我突然害怕起利平科特來。他也許沒有想到我會走出謀殺艾麗這一步,但肯定會有所懷疑,也許早就懷疑了。
「你看,」我對格麗塔說,「他知道我們早就認識,知道很長時間了。我一直很討厭這隻老狐狸,他也討厭你。知道我們要結婚後,他肯定會起疑心的。」但緊接著我想到,也許利平科特早就預料到我們會結婚,他可能早就揣測我們是一對戀人了。
「邁克,能不能別像只疑心重重的兔子一樣?是的,沒錯,疑心重重的兔子!我欽佩你,我一直都欽佩你,但你現在崩潰了,你害怕每一個人。」
「別這麼說我。」
「好吧,但這是真的!」
「長夜啊……」
我想不到該說什麼別的,我至今都不懂這是什麼意思。長夜,意味著黑暗,意味著身處其中就不會被看到。我可以看見死者,但死者看不見我,儘管我還活著。他們看不見我,是因為我不在那裡,深愛著艾麗的男人並不在那裡,他已經把自己置身於長夜之中。
我向著地面深深地低下頭。
「長夜啊。」我又說了一遍。
「別再說了,」格麗塔尖叫道,「站起來!像個男人一樣,邁克,別被荒唐的迷信嚇到了。」
「怎麼可能呢?」我說,「我已經把靈魂賣給了吉卜賽莊。吉卜賽莊從來就不安全,對誰來說都不安全,不論是對艾麗還是對我,甚至是對你。」
「你什麼意思?」
我站起身,向她走去。我愛她,我仍帶著最後一絲性慾愛著她。但愛、恨、慾望——不都是一回事嗎?三者合而為一,又一分為三。我從未恨過艾麗,但我恨格麗塔,我享受這種恨意。我全心全意地、帶著躍動的愉悅去恨她——我想不到更安全的方法了,也不打算去想。我向著她越走越近。

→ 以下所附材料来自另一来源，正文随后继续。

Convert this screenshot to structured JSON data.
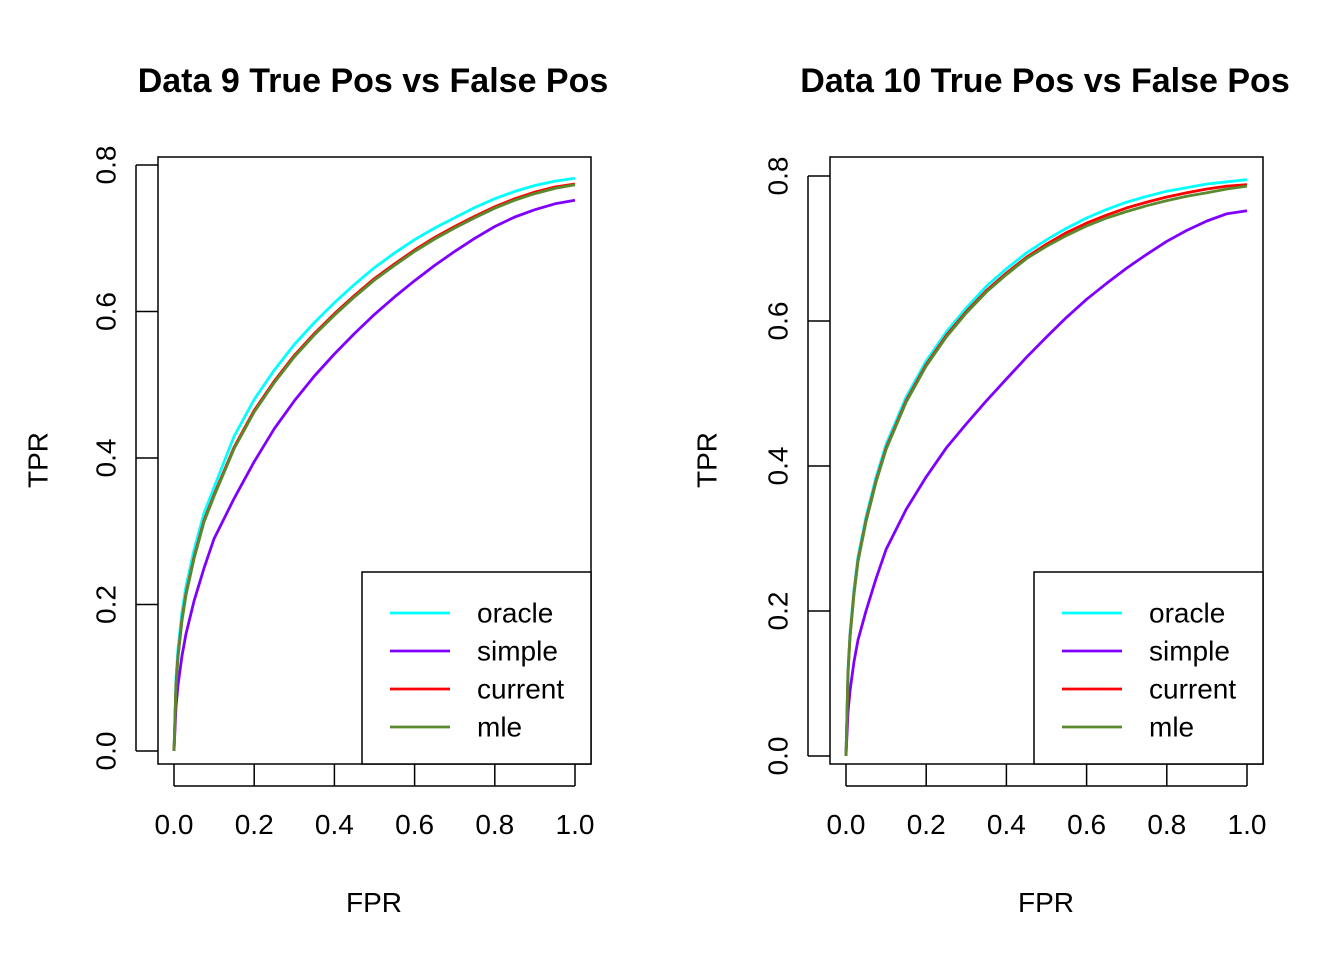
{
  "chart_data": [
    {
      "type": "line",
      "title": "Data 9 True Pos vs False Pos",
      "xlabel": "FPR",
      "ylabel": "TPR",
      "xlim": [
        0,
        1
      ],
      "ylim": [
        0,
        0.8
      ],
      "xticks": [
        "0.0",
        "0.2",
        "0.4",
        "0.6",
        "0.8",
        "1.0"
      ],
      "yticks": [
        "0.0",
        "0.2",
        "0.4",
        "0.6",
        "0.8"
      ],
      "legend_position": "bottom-right",
      "x": [
        0.0,
        0.005,
        0.01,
        0.02,
        0.03,
        0.05,
        0.075,
        0.1,
        0.15,
        0.2,
        0.25,
        0.3,
        0.35,
        0.4,
        0.45,
        0.5,
        0.55,
        0.6,
        0.65,
        0.7,
        0.75,
        0.8,
        0.85,
        0.9,
        0.95,
        1.0
      ],
      "series": [
        {
          "name": "oracle",
          "color": "#00FFFF",
          "values": [
            0.0,
            0.1,
            0.14,
            0.19,
            0.225,
            0.275,
            0.325,
            0.36,
            0.43,
            0.48,
            0.52,
            0.555,
            0.585,
            0.612,
            0.637,
            0.66,
            0.68,
            0.698,
            0.714,
            0.728,
            0.742,
            0.754,
            0.764,
            0.772,
            0.778,
            0.782
          ]
        },
        {
          "name": "simple",
          "color": "#8000FF",
          "values": [
            0.0,
            0.06,
            0.09,
            0.13,
            0.16,
            0.205,
            0.25,
            0.29,
            0.345,
            0.395,
            0.44,
            0.478,
            0.512,
            0.542,
            0.57,
            0.596,
            0.62,
            0.642,
            0.663,
            0.682,
            0.7,
            0.716,
            0.729,
            0.739,
            0.747,
            0.752
          ]
        },
        {
          "name": "current",
          "color": "#FF0000",
          "values": [
            0.0,
            0.09,
            0.13,
            0.18,
            0.215,
            0.265,
            0.315,
            0.35,
            0.415,
            0.465,
            0.505,
            0.54,
            0.57,
            0.597,
            0.622,
            0.645,
            0.665,
            0.684,
            0.701,
            0.716,
            0.73,
            0.743,
            0.754,
            0.763,
            0.77,
            0.774
          ]
        },
        {
          "name": "mle",
          "color": "#5A8A2E",
          "values": [
            0.0,
            0.088,
            0.128,
            0.178,
            0.213,
            0.263,
            0.313,
            0.348,
            0.413,
            0.463,
            0.503,
            0.538,
            0.568,
            0.595,
            0.62,
            0.643,
            0.663,
            0.682,
            0.699,
            0.714,
            0.728,
            0.741,
            0.752,
            0.761,
            0.768,
            0.773
          ]
        }
      ]
    },
    {
      "type": "line",
      "title": "Data 10 True Pos vs False Pos",
      "xlabel": "FPR",
      "ylabel": "TPR",
      "xlim": [
        0,
        1
      ],
      "ylim": [
        0,
        0.8
      ],
      "xticks": [
        "0.0",
        "0.2",
        "0.4",
        "0.6",
        "0.8",
        "1.0"
      ],
      "yticks": [
        "0.0",
        "0.2",
        "0.4",
        "0.6",
        "0.8"
      ],
      "legend_position": "bottom-right",
      "x": [
        0.0,
        0.005,
        0.01,
        0.02,
        0.03,
        0.05,
        0.075,
        0.1,
        0.15,
        0.2,
        0.25,
        0.3,
        0.35,
        0.4,
        0.45,
        0.5,
        0.55,
        0.6,
        0.65,
        0.7,
        0.75,
        0.8,
        0.85,
        0.9,
        0.95,
        1.0
      ],
      "series": [
        {
          "name": "oracle",
          "color": "#00FFFF",
          "values": [
            0.0,
            0.12,
            0.17,
            0.23,
            0.275,
            0.33,
            0.385,
            0.43,
            0.495,
            0.545,
            0.585,
            0.618,
            0.648,
            0.672,
            0.694,
            0.712,
            0.728,
            0.742,
            0.754,
            0.764,
            0.772,
            0.779,
            0.784,
            0.789,
            0.792,
            0.795
          ]
        },
        {
          "name": "simple",
          "color": "#8000FF",
          "values": [
            0.0,
            0.06,
            0.09,
            0.13,
            0.16,
            0.2,
            0.245,
            0.285,
            0.34,
            0.385,
            0.425,
            0.458,
            0.49,
            0.52,
            0.55,
            0.578,
            0.605,
            0.63,
            0.652,
            0.673,
            0.692,
            0.71,
            0.725,
            0.738,
            0.748,
            0.752
          ]
        },
        {
          "name": "current",
          "color": "#FF0000",
          "values": [
            0.0,
            0.115,
            0.165,
            0.225,
            0.27,
            0.325,
            0.38,
            0.425,
            0.49,
            0.54,
            0.58,
            0.613,
            0.642,
            0.666,
            0.688,
            0.706,
            0.722,
            0.735,
            0.746,
            0.756,
            0.764,
            0.771,
            0.777,
            0.782,
            0.786,
            0.788
          ]
        },
        {
          "name": "mle",
          "color": "#5A8A2E",
          "values": [
            0.0,
            0.113,
            0.163,
            0.223,
            0.268,
            0.323,
            0.378,
            0.423,
            0.488,
            0.538,
            0.578,
            0.611,
            0.64,
            0.664,
            0.686,
            0.703,
            0.718,
            0.731,
            0.742,
            0.751,
            0.759,
            0.766,
            0.772,
            0.777,
            0.782,
            0.786
          ]
        }
      ]
    }
  ]
}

「你這個骯髒的婊子!」我說,「你這個討厭又迷人的金髮婊子。你不安全,格麗塔,只有除掉了你我才會安全,明白嗎?我已經學會享受——享受殺人的樂趣。那天,當知道艾麗騎著馬奔向死亡的時候,我興奮極了,謀殺讓我整個上午都被愉悅包圍,但我迄今為止還沒有親手殺過人。這次不同了,我比預先知道一個人會因為在早餐時吃了一顆膠囊而死更進一步了,比把一個老婦人推下采石場也更進一步了,這次,兇器就是我的雙手。」
格麗塔現在害怕了。她,我在漢堡一見到就全身心交付的她,遇到之後就為之裝病的她,放棄了工作就是為了朝夕相處的她——是的,曾經我的靈魂和肉體都屬於她,從這一刻開始不再是了。我就是我自己,我正在邁向另一個我夢寐以求的境地。
她非常害怕。我充滿愛憐地看著她的恐懼,環繞在她脖子上的雙手加大了力度。是的,當我坐在這裡,寫下關於我的一切(請注意,這也是一件令人愉悅的事情),寫下我所有的感受,所有的念頭,以及如何欺騙了所有人時——是的,這一切太美妙了。殺死格麗塔的瞬間,我感覺非常快樂。
[1]亨利·謝里曼,德國人。幼年時深深迷戀《荷馬史詩》,並暗下決心,一旦有了足夠的收入就投身於考古研究。於是,從十二歲起,謝里曼就自己掙錢謀生,多年以後終於積攢了一大筆錢。一八七○年,他開始在特洛伊挖掘。不出幾年,他就發掘了九座城市,並最終挖到了兩座愛琴海古城。